On 15 Sep 2004 at 3:10, jamie gannon wrote:
>
> Are there best practices suggested for converting color images to bw using the tools
> available in the Camera Raw UI? I have been working this way and like the immediacy of it.
> But I wonder if it's the most appropriate method for best results? I first desaturate
> completely, then toy with the rest of the sliders to achieve a favorable histogram and
> visual look... I am curious about the list's thoughts about the sharpness tool as well as
> luminance, etc. Once satisfied I open as rgb and immediately convert to grayscale and
> preview in my softpreview setting that closely matches my printer (epson 3000, MIS FS
> quads, QTR, Mac).
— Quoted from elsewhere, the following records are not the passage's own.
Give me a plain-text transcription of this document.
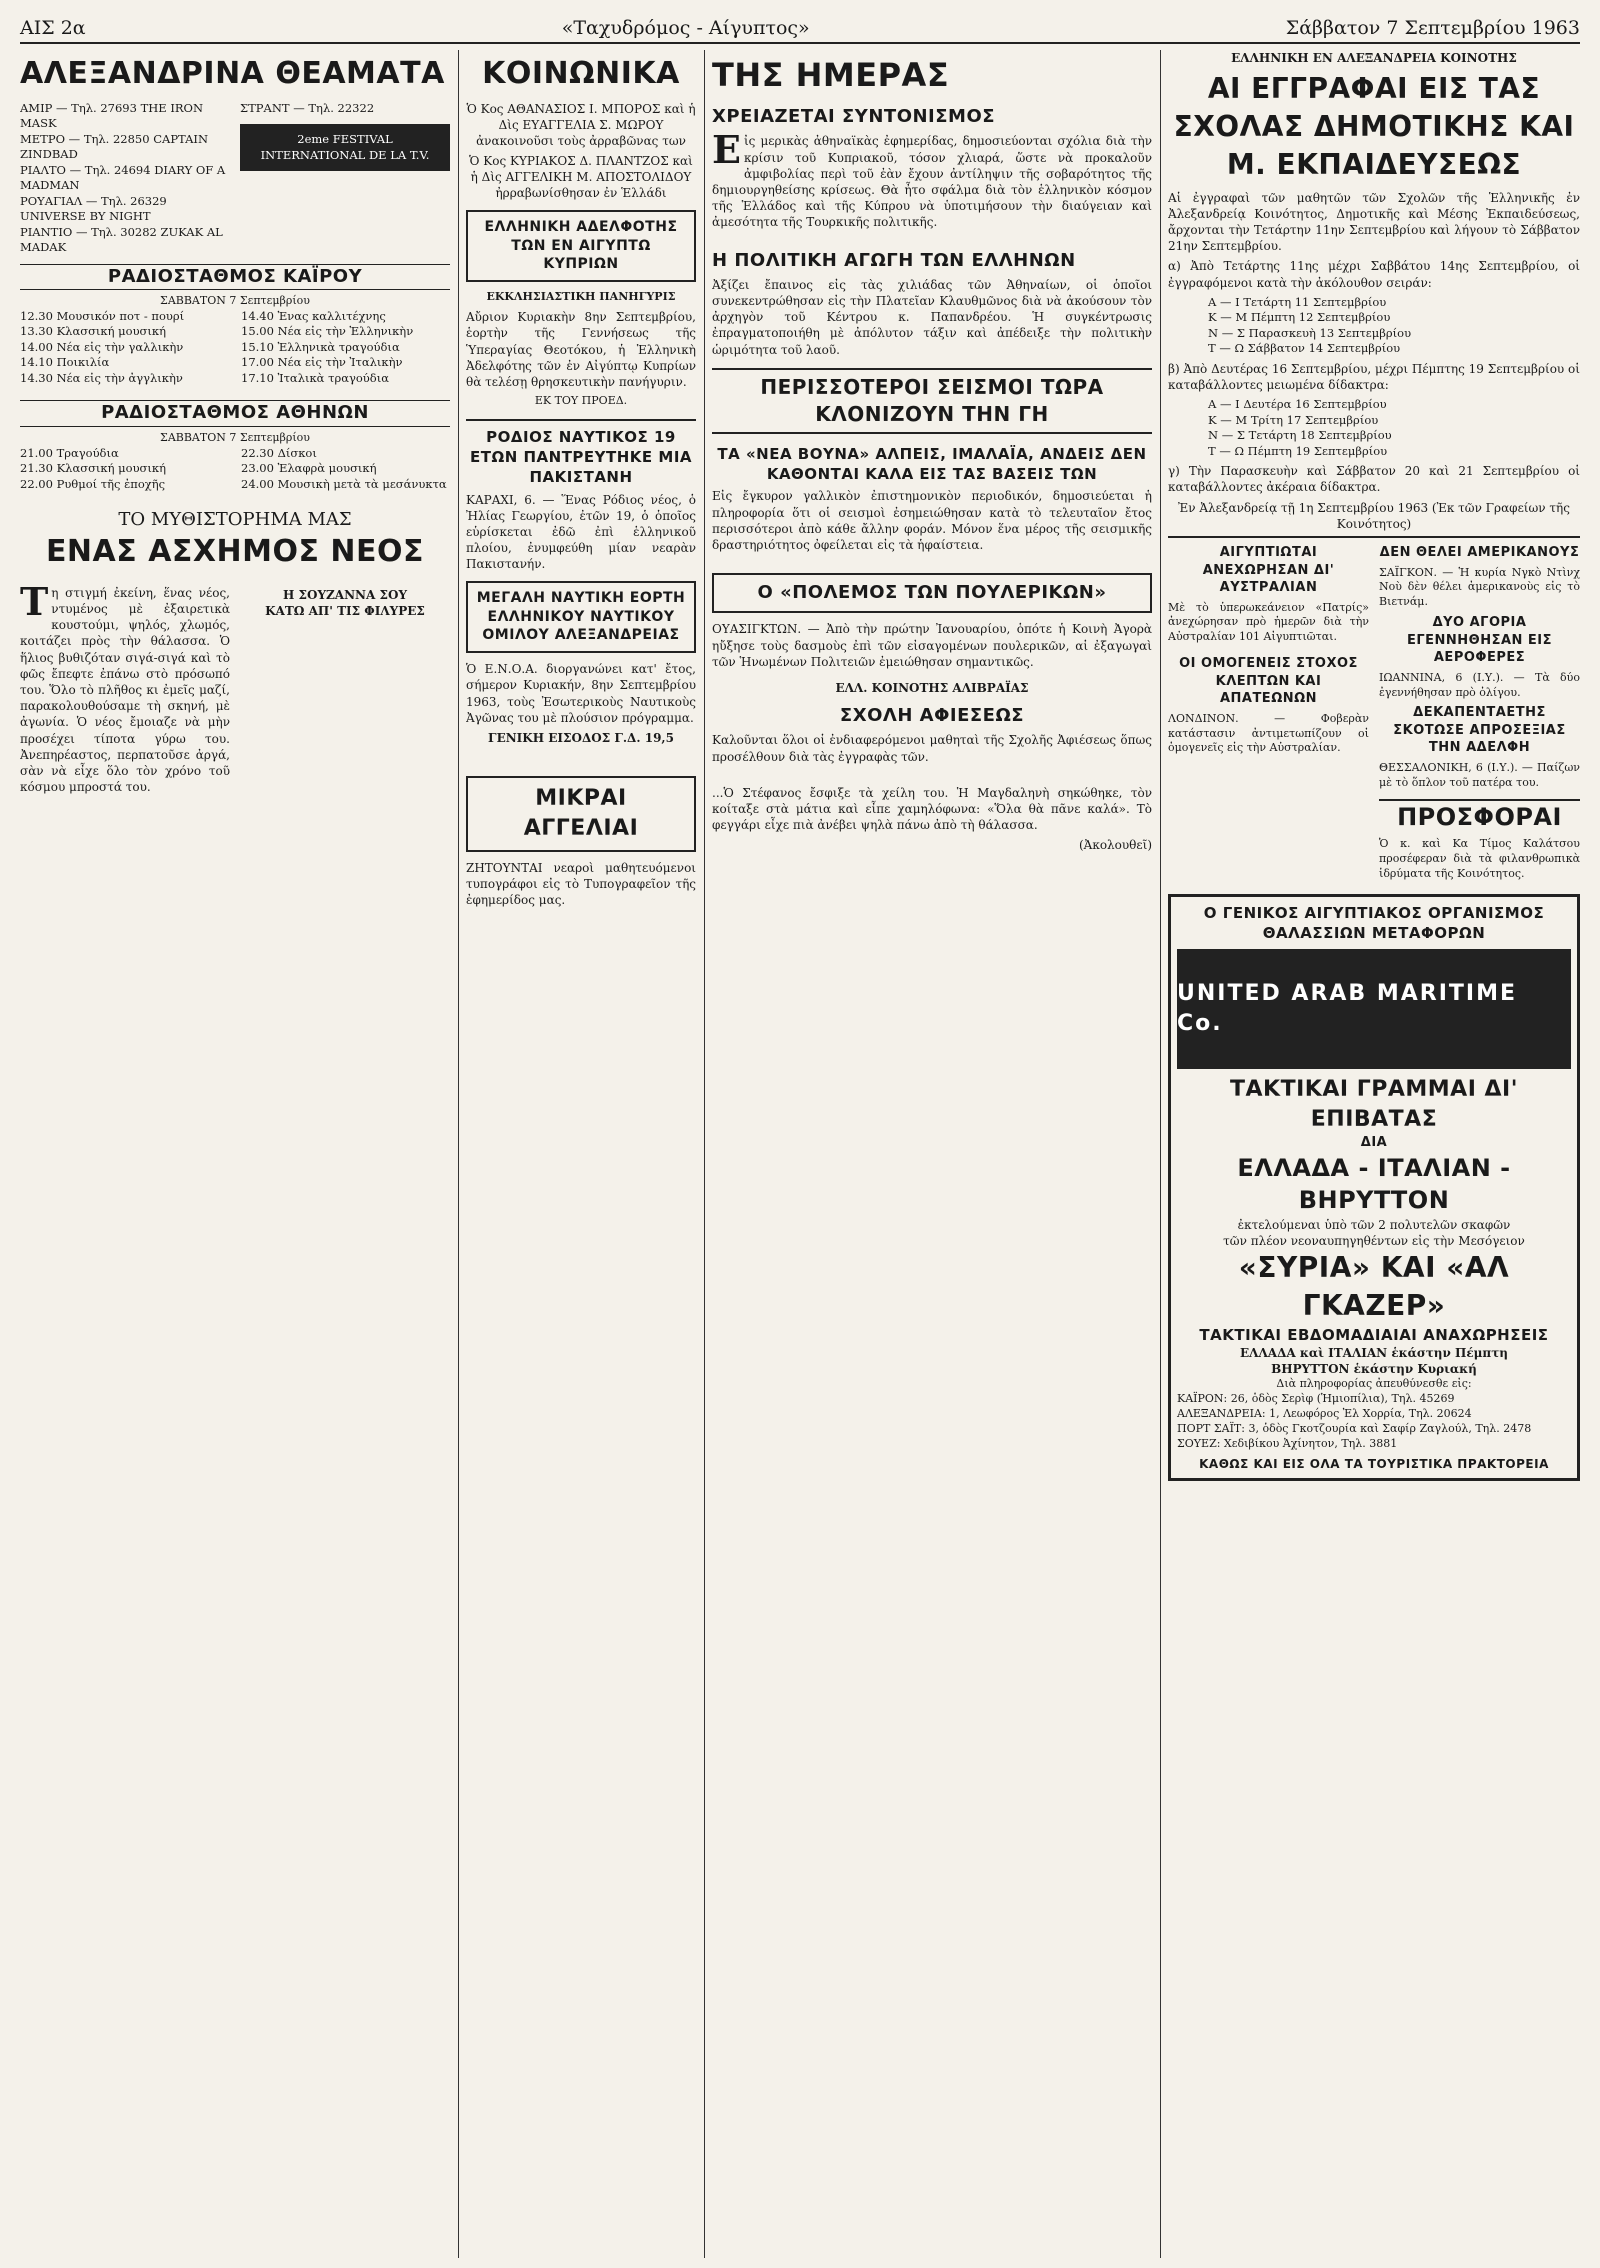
ΑΙΣ 2α	«Ταχυδρόμος - Αίγυπτος»	Σάββατον 7 Σεπτεμβρίου 1963
ΑΛΕΞΑΝΔΡΙΝΑ ΘΕΑΜΑΤΑ
ΑΜΙΡ — Τηλ. 27693 THE IRON MASK
ΜΕΤΡΟ — Τηλ. 22850 CAPTAIN ZINDBAD
ΡΙΑΛΤΟ — Τηλ. 24694 DIARY OF A MADMAN
ΡΟΥΑΓΙΑΛ — Τηλ. 26329 UNIVERSE BY NIGHT
ΡΙΑΝΤΙΟ — Τηλ. 30282 ZUKAK AL MADAK
ΣΤΡΑΝΤ — Τηλ. 22322
2eme FESTIVAL INTERNATIONAL DE LA T.V.
ΡΑΔΙΟΣΤΑΘΜΟΣ ΚΑΪΡΟΥ
ΣΑΒΒΑΤΟΝ 7 Σεπτεμβρίου
12.30 Μουσικόν ποτ - πουρί
13.30 Κλασσική μουσική
14.00 Νέα εἰς τὴν γαλλικὴν
14.10 Ποικιλία
14.30 Νέα εἰς τὴν ἀγγλικὴν
14.40 Ἑνας καλλιτέχνης
15.00 Νέα εἰς τὴν Ἑλληνικὴν
15.10 Ἑλληνικὰ τραγούδια
17.00 Νέα εἰς τὴν Ἰταλικὴν
17.10 Ἰταλικὰ τραγούδια
ΡΑΔΙΟΣΤΑΘΜΟΣ ΑΘΗΝΩΝ
ΣΑΒΒΑΤΟΝ 7 Σεπτεμβρίου
21.00 Τραγούδια
21.30 Κλασσική μουσική
22.00 Ρυθμοί τῆς ἐποχῆς
22.30 Δίσκοι
23.00 Ἐλαφρὰ μουσική
24.00 Μουσικὴ μετὰ τὰ μεσάνυκτα
ΤΟ ΜΥΘΙΣΤΟΡΗΜΑ ΜΑΣ
ΕΝΑΣ ΑΣΧΗΜΟΣ ΝΕΟΣ

Τη στιγμή ἐκείνη, ἕνας νέος, ντυμένος μὲ ἐξαιρετικὰ κουστούμι, ψηλός, χλωμός, κοιτάζει πρὸς τὴν θάλασσα. Ὁ ἥλιος βυθιζόταν σιγά-σιγά καὶ τὸ φῶς ἔπεφτε ἐπάνω στὸ πρόσωπό του. Ὅλο τὸ πλῆθος κι ἐμεῖς μαζί, παρακολουθούσαμε τὴ σκηνή, μὲ ἀγωνία. Ὁ νέος ἔμοιαζε νὰ μὴν προσέχει τίποτα γύρω του. Ἀνεπηρέαστος, περπατοῦσε ἀργά, σὰν νὰ εἶχε ὅλο τὸν χρόνο τοῦ κόσμου μπροστά του.

Η ΣΟΥΖΑΝΝΑ ΣΟΥ
ΚΑΤΩ ΑΠ' ΤΙΣ ΦΙΛΥΡΕΣ
ΚΟΙΝΩΝΙΚΑ

Ὁ Κος ΑΘΑΝΑΣΙΟΣ Ι. ΜΠΟΡΟΣ καὶ ἡ Δὶς ΕΥΑΓΓΕΛΙΑ Σ. ΜΩΡΟΥ ἀνακοινοῦσι τοὺς ἀρραβῶνας των

Ὁ Κος ΚΥΡΙΑΚΟΣ Δ. ΠΛΑΝΤΖΟΣ καὶ ἡ Δὶς ΑΓΓΕΛΙΚΗ Μ. ΑΠΟΣΤΟΛΙΔΟΥ ἠρραβωνίσθησαν ἐν Ἑλλάδι

ΕΛΛΗΝΙΚΗ ΑΔΕΛΦΟΤΗΣ ΤΩΝ ΕΝ ΑΙΓΥΠΤΩ ΚΥΠΡΙΩΝ
ΕΚΚΛΗΣΙΑΣΤΙΚΗ ΠΑΝΗΓΥΡΙΣ

Αὔριον Κυριακὴν 8ην Σεπτεμβρίου, ἑορτὴν τῆς Γεννήσεως τῆς Ὑπεραγίας Θεοτόκου, ἡ Ἑλληνικὴ Ἀδελφότης τῶν ἐν Αἰγύπτῳ Κυπρίων θὰ τελέσῃ θρησκευτικὴν πανήγυριν.

ΕΚ ΤΟΥ ΠΡΟΕΔ.
ΡΟΔΙΟΣ ΝΑΥΤΙΚΟΣ 19 ΕΤΩΝ ΠΑΝΤΡΕΥΤΗΚΕ ΜΙΑ ΠΑΚΙΣΤΑΝΗ

ΚΑΡΑΧΙ, 6. — Ἕνας Ρόδιος νέος, ὁ Ἠλίας Γεωργίου, ἐτῶν 19, ὁ ὁποῖος εὑρίσκεται ἐδῶ ἐπὶ ἑλληνικοῦ πλοίου, ἐνυμφεύθη μίαν νεαρὰν Πακιστανήν.

ΜΕΓΑΛΗ ΝΑΥΤΙΚΗ ΕΟΡΤΗ ΕΛΛΗΝΙΚΟΥ ΝΑΥΤΙΚΟΥ ΟΜΙΛΟΥ ΑΛΕΞΑΝΔΡΕΙΑΣ

Ὁ Ε.Ν.Ο.Α. διοργανώνει κατ' ἔτος, σήμερον Κυριακήν, 8ην Σεπτεμβρίου 1963, τοὺς Ἐσωτερικοὺς Ναυτικοὺς Ἀγῶνας του μὲ πλούσιον πρόγραμμα.

ΓΕΝΙΚΗ ΕΙΣΟΔΟΣ Γ.Δ. 19,5
ΜΙΚΡΑΙ ΑΓΓΕΛΙΑΙ

ΖΗΤΟΥΝΤΑΙ νεαροὶ μαθητευόμενοι τυπογράφοι εἰς τὸ Τυπογραφεῖον τῆς ἐφημερίδος μας.

ΤΗΣ ΗΜΕΡΑΣ
ΧΡΕΙΑΖΕΤΑΙ ΣΥΝΤΟΝΙΣΜΟΣ

Εἰς μερικὰς ἀθηναϊκὰς ἐφημερίδας, δημοσιεύονται σχόλια διὰ τὴν κρίσιν τοῦ Κυπριακοῦ, τόσον χλιαρά, ὥστε νὰ προκαλοῦν ἀμφιβολίας περὶ τοῦ ἐὰν ἔχουν ἀντίληψιν τῆς σοβαρότητος τῆς δημιουργηθείσης κρίσεως. Θὰ ἦτο σφάλμα διὰ τὸν ἑλληνικὸν κόσμον τῆς Ἑλλάδος καὶ τῆς Κύπρου νὰ ὑποτιμήσουν τὴν διαύγειαν καὶ ἀμεσότητα τῆς Τουρκικῆς πολιτικῆς.

Η ΠΟΛΙΤΙΚΗ ΑΓΩΓΗ ΤΩΝ ΕΛΛΗΝΩΝ

Ἀξίζει ἔπαινος εἰς τὰς χιλιάδας τῶν Ἀθηναίων, οἱ ὁποῖοι συνεκεντρώθησαν εἰς τὴν Πλατεῖαν Κλαυθμῶνος διὰ νὰ ἀκούσουν τὸν ἀρχηγὸν τοῦ Κέντρου κ. Παπανδρέου. Ἡ συγκέντρωσις ἐπραγματοποιήθη μὲ ἀπόλυτον τάξιν καὶ ἀπέδειξε τὴν πολιτικὴν ὡριμότητα τοῦ λαοῦ.

ΠΕΡΙΣΣΟΤΕΡΟΙ ΣΕΙΣΜΟΙ ΤΩΡΑ ΚΛΟΝΙΖΟΥΝ ΤΗΝ ΓΗ
ΤΑ «ΝΕΑ ΒΟΥΝΑ» ΑΛΠΕΙΣ, ΙΜΑΛΑΪΑ, ΑΝΔΕΙΣ ΔΕΝ ΚΑΘΟΝΤΑΙ ΚΑΛΑ ΕΙΣ ΤΑΣ ΒΑΣΕΙΣ ΤΩΝ

Εἰς ἔγκυρον γαλλικὸν ἐπιστημονικὸν περιοδικόν, δημοσιεύεται ἡ πληροφορία ὅτι οἱ σεισμοὶ ἐσημειώθησαν κατὰ τὸ τελευταῖον ἔτος περισσότεροι ἀπὸ κάθε ἄλλην φοράν. Μόνον ἕνα μέρος τῆς σεισμικῆς δραστηριότητος ὀφείλεται εἰς τὰ ἡφαίστεια.

Ο «ΠΟΛΕΜΟΣ ΤΩΝ ΠΟΥΛΕΡΙΚΩΝ»

ΟΥΑΣΙΓΚΤΩΝ. — Ἀπὸ τὴν πρώτην Ἰανουαρίου, ὁπότε ἡ Κοινὴ Ἀγορὰ ηὔξησε τοὺς δασμοὺς ἐπὶ τῶν εἰσαγομένων πουλερικῶν, αἱ ἐξαγωγαὶ τῶν Ἡνωμένων Πολιτειῶν ἐμειώθησαν σημαντικῶς.

ΕΛΛ. ΚΟΙΝΟΤΗΣ ΑΛΙΒΡΑΪΑΣ
ΣΧΟΛΗ ΑΦΙΕΣΕΩΣ

Καλοῦνται ὅλοι οἱ ἐνδιαφερόμενοι μαθηταὶ τῆς Σχολῆς Ἀφιέσεως ὅπως προσέλθουν διὰ τὰς ἐγγραφὰς τῶν.

...Ὁ Στέφανος ἔσφιξε τὰ χείλη του. Ἡ Μαγδαληνὴ σηκώθηκε, τὸν κοίταξε στὰ μάτια καὶ εἶπε χαμηλόφωνα: «Ὅλα θὰ πᾶνε καλά». Τὸ φεγγάρι εἶχε πιὰ ἀνέβει ψηλὰ πάνω ἀπὸ τὴ θάλασσα.

(Ἀκολουθεῖ)
ΕΛΛΗΝΙΚΗ ΕΝ ΑΛΕΞΑΝΔΡΕΙΑ ΚΟΙΝΟΤΗΣ
ΑΙ ΕΓΓΡΑΦΑΙ ΕΙΣ ΤΑΣ ΣΧΟΛΑΣ ΔΗΜΟΤΙΚΗΣ ΚΑΙ Μ. ΕΚΠΑΙΔΕΥΣΕΩΣ

Αἱ ἐγγραφαὶ τῶν μαθητῶν τῶν Σχολῶν τῆς Ἑλληνικῆς ἐν Ἀλεξανδρείᾳ Κοινότητος, Δημοτικῆς καὶ Μέσης Ἐκπαιδεύσεως, ἄρχονται τὴν Τετάρτην 11ην Σεπτεμβρίου καὶ λήγουν τὸ Σάββατον 21ην Σεπτεμβρίου.

α) Ἀπὸ Τετάρτης 11ης μέχρι Σαββάτου 14ης Σεπτεμβρίου, οἱ ἐγγραφόμενοι κατὰ τὴν ἀκόλουθον σειράν:

Α — Ι Τετάρτη 11 Σεπτεμβρίου
Κ — Μ Πέμπτη 12 Σεπτεμβρίου
Ν — Σ Παρασκευὴ 13 Σεπτεμβρίου
Τ — Ω Σάββατον 14 Σεπτεμβρίου

β) Ἀπὸ Δευτέρας 16 Σεπτεμβρίου, μέχρι Πέμπτης 19 Σεπτεμβρίου οἱ καταβάλλοντες μειωμένα δίδακτρα:

Α — Ι Δευτέρα 16 Σεπτεμβρίου
Κ — Μ Τρίτη 17 Σεπτεμβρίου
Ν — Σ Τετάρτη 18 Σεπτεμβρίου
Τ — Ω Πέμπτη 19 Σεπτεμβρίου

γ) Τὴν Παρασκευὴν καὶ Σάββατον 20 καὶ 21 Σεπτεμβρίου οἱ καταβάλλοντες ἀκέραια δίδακτρα.

Ἐν Ἀλεξανδρείᾳ τῇ 1η Σεπτεμβρίου 1963 (Ἐκ τῶν Γραφείων τῆς Κοινότητος)

ΑΙΓΥΠΤΙΩΤΑΙ ΑΝΕΧΩΡΗΣΑΝ ΔΙ' ΑΥΣΤΡΑΛΙΑΝ

Μὲ τὸ ὑπερωκεάνειον «Πατρίς» ἀνεχώρησαν πρὸ ἡμερῶν διὰ τὴν Αὐστραλίαν 101 Αἰγυπτιῶται.

ΟΙ ΟΜΟΓΕΝΕΙΣ ΣΤΟΧΟΣ ΚΛΕΠΤΩΝ ΚΑΙ ΑΠΑΤΕΩΝΩΝ

ΛΟΝΔΙΝΟΝ. — Φοβερὰν κατάστασιν ἀντιμετωπίζουν οἱ ὁμογενεῖς εἰς τὴν Αὐστραλίαν.

ΔΕΝ ΘΕΛΕΙ ΑΜΕΡΙΚΑΝΟΥΣ

ΣΑΪΓΚΟΝ. — Ἡ κυρία Νγκὸ Ντὶνχ Νοὺ δὲν θέλει ἀμερικανοὺς εἰς τὸ Βιετνάμ.

ΔΥΟ ΑΓΟΡΙΑ ΕΓΕΝΝΗΘΗΣΑΝ ΕΙΣ ΑΕΡΟΦΕΡΕΣ

ΙΩΑΝΝΙΝΑ, 6 (Ι.Υ.). — Τὰ δύο ἐγεννήθησαν πρὸ ὀλίγου.

ΔΕΚΑΠΕΝΤΑΕΤΗΣ ΣΚΟΤΩΣΕ ΑΠΡΟΣΕΞΙΑΣ ΤΗΝ ΑΔΕΛΦΗ

ΘΕΣΣΑΛΟΝΙΚΗ, 6 (Ι.Υ.). — Παίζων μὲ τὸ ὅπλον τοῦ πατέρα του.

ΠΡΟΣΦΟΡΑΙ

Ὁ κ. καὶ Κα Τίμος Καλάτσου προσέφεραν διὰ τὰ φιλανθρωπικὰ ἱδρύματα τῆς Κοινότητος.

Ο ΓΕΝΙΚΟΣ ΑΙΓΥΠΤΙΑΚΟΣ ΟΡΓΑΝΙΣΜΟΣ ΘΑΛΑΣΣΙΩΝ ΜΕΤΑΦΟΡΩΝ
UNITED ARAB MARITIME Co.
ΤΑΚΤΙΚΑΙ ΓΡΑΜΜΑΙ ΔΙ' ΕΠΙΒΑΤΑΣ
ΔΙΑ
ΕΛΛΑΔΑ - ΙΤΑΛΙΑΝ - ΒΗΡΥΤΤΟΝ
ἐκτελούμεναι ὑπὸ τῶν 2 πολυτελῶν σκαφῶν
τῶν πλέον νεοναυπηγηθέντων εἰς τὴν Μεσόγειον
«ΣΥΡΙΑ» ΚΑΙ «ΑΛ ΓΚΑΖΕΡ»
ΤΑΚΤΙΚΑΙ ΕΒΔΟΜΑΔΙΑΙΑΙ ΑΝΑΧΩΡΗΣΕΙΣ
ΕΛΛΑΔΑ καὶ ΙΤΑΛΙΑΝ ἑκάστην Πέμπτη
ΒΗΡΥΤΤΟΝ ἑκάστην Κυριακή
Διὰ πληροφορίας ἀπευθύνεσθε εἰς:
ΚΑΪΡΟΝ: 26, ὁδὸς Σερὶφ (Ἡμιοπίλια), Τηλ. 45269
ΑΛΕΞΑΝΔΡΕΙΑ: 1, Λεωφόρος Ἐλ Χορρία, Τηλ. 20624
ΠΟΡΤ ΣΑΪΤ: 3, ὁδὸς Γκοτζουρία καὶ Σαφίρ Ζαγλούλ, Τηλ. 2478
ΣΟΥΕΖ: Χεδιβίκου Ἀχίνητον, Τηλ. 3881
ΚΑΘΩΣ ΚΑΙ ΕΙΣ ΟΛΑ ΤΑ ΤΟΥΡΙΣΤΙΚΑ ΠΡΑΚΤΟΡΕΙΑ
Any thoughts?
>
I find it easier to convert from raw to TIFF or PSD in the raw stage, then save it,
then start playing with it, to give me something to get back to, in case I want to do
something else with it later on.
B&W film for example is not linear in it's colour rendering, so a flat desaturate will
give a different result, if you like the look of a certain B&W film, that is in current
production, look on the manufacturers website, and see if you can find the technical
specifications, your looking for the spectrogram or spectral sensitivity, this is a
graph, with wavelengths and shows how sensitive it is to different wavelengths, it's
never flat, it goes up and down, looking often like a half fallen souffle. This does
show though, if you like a certain films rendering, by intentionally changing the
colours before you desaturate, you can get a more film like rendering. You might
like the effect of a flat desaturate.
I often will pull out a colour, such as reducing the green and blue to get the same
effect as a red filter. The same effect with green as the dominant colour, gives a
pleasing effect for caucasian skin tones, almost a soft focus effect. Then
desaturate to remove the colour. After that, I tend to convert back to rgb, and look
at toning, sometimes an overall effect using colour changes, other times, I might
apply curves, to get a different effect.